À cela s’ajoute une ironie amère envers les discours officiels, notamment ceux des autorités allemandes qui invoquent Dieu pour justifier la guerre. Mock se moque des prières comme « Gott schütze unsere Truppen » (Dieu protège nos troupes), qu’il juge hypocrites. Il s’indigne aussi du sort réservé aux cloches d’église, autrefois appelant à la prière, désormais fondues pour fabriquer des canons : « Pauvres cloches, vous à qui votre heureuse destinée était d’appeler les fidèles à la prière dans un lieu saint, voilà que votre destinée est de tuer, de massacrer ce même monde, son prochain. »

Cependant, plus la guerre progresse, plus sa douleur prend le dessus. Lorsqu’il perd son fils cadet, Charlot, en 1918, il laisse éclater sa révolte. Il écrit avec indignation : « Et le bon Dieu peut voir cette grande tuerie, ce grand meurtre ? Ce même bon Dieu peut voir encore comme ces Teutons détruisent et violent des pays entiers – ces peuples de barbares, ces voleurs de grands chemins, etc. » Cette interrogation tragique montre combien la foi de Mock est ébranlée. Il ne comprend pas comment Dieu peut rester silencieux devant tant d’injustice.

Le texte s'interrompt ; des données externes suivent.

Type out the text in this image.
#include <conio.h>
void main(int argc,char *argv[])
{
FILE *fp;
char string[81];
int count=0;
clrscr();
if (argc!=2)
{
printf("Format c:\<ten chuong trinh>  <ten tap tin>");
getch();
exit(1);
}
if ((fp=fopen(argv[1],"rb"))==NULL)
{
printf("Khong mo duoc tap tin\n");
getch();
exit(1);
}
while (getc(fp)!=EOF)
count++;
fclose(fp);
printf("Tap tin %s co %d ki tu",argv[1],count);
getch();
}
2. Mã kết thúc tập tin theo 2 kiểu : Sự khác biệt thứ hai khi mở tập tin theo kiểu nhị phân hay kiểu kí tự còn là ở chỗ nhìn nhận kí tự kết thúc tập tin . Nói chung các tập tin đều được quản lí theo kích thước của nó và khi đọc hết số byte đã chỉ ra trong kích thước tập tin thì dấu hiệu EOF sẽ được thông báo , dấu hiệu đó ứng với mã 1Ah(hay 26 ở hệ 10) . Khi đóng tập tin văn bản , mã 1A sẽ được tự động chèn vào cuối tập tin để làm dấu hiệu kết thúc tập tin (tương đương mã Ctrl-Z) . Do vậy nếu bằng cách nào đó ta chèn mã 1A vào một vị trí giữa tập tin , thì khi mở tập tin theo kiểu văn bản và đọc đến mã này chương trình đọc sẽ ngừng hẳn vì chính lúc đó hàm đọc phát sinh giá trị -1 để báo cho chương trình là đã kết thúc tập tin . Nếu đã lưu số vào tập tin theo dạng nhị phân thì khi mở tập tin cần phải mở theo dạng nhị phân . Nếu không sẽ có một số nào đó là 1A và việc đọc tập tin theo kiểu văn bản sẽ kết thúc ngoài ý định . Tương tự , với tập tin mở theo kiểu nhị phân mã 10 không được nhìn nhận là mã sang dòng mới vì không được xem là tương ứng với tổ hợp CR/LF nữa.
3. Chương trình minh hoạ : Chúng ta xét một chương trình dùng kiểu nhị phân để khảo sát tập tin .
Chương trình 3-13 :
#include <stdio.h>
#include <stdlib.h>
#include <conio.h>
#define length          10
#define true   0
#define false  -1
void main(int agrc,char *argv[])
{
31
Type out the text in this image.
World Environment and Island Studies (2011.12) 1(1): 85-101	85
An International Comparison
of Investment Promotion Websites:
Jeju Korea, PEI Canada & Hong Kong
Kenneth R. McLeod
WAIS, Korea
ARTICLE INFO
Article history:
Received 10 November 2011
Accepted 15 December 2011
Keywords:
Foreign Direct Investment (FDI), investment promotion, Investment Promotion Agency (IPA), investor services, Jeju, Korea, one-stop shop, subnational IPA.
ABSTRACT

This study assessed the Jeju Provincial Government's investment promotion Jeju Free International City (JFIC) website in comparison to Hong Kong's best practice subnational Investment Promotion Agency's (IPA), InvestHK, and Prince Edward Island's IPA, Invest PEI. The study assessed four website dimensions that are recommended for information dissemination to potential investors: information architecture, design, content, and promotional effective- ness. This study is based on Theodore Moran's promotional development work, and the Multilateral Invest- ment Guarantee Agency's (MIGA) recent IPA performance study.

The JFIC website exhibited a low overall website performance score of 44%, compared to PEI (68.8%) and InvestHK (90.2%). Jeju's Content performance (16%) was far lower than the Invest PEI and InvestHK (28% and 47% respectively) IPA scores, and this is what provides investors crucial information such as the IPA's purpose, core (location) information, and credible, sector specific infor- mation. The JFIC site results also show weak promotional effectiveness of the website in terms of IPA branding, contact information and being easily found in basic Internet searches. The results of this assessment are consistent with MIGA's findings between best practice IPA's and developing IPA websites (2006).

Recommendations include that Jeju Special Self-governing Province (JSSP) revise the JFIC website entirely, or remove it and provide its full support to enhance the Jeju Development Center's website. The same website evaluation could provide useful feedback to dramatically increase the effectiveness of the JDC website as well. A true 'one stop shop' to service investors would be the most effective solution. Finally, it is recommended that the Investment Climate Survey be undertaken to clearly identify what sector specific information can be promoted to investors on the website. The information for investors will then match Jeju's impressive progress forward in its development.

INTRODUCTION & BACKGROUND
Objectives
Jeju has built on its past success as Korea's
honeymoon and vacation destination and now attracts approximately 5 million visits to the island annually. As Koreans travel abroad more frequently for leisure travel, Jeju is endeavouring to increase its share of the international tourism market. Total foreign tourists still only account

Pourtant, malgré sa révolte, Mock ne renonce jamais complètement à sa foi. Dans ses moments de doute, il continue de s’adresser à Dieu, avec l’espoir qu’une justice divine finira par s’imposer. Il écrit ainsi : « Notre bon Dieu va-t-il bien se réveiller et tirer l’oreille à cet empereur, qui se nomme ‘Saint Empereur’ et qui se sent appeler à représenter Dieu, Jésus et Saint Esprit, etc. » On sent dans ces mots une espérance persistante, fragile mais tenace, que le mal sera puni et que la vérité triomphera.

Le rapport de Jean-Eugène Mock à Dieu reflète ainsi les tourments d’un homme pris dans une guerre qu’il n’a pas choisie. Tantôt refuge, tantôt figure silencieuse, Dieu devient pour lui un miroir de ses luttes intérieures. À travers ses doutes, sa colère, ses prières et son ironie, Mock nous offre un témoignage profondément humain, où la foi vacille mais ne s’éteint jamais. Ce dialogue constant avec le divin montre combien, même dans les heures les plus sombres, l’homme continue de chercher un sens, une lumière, un espoir.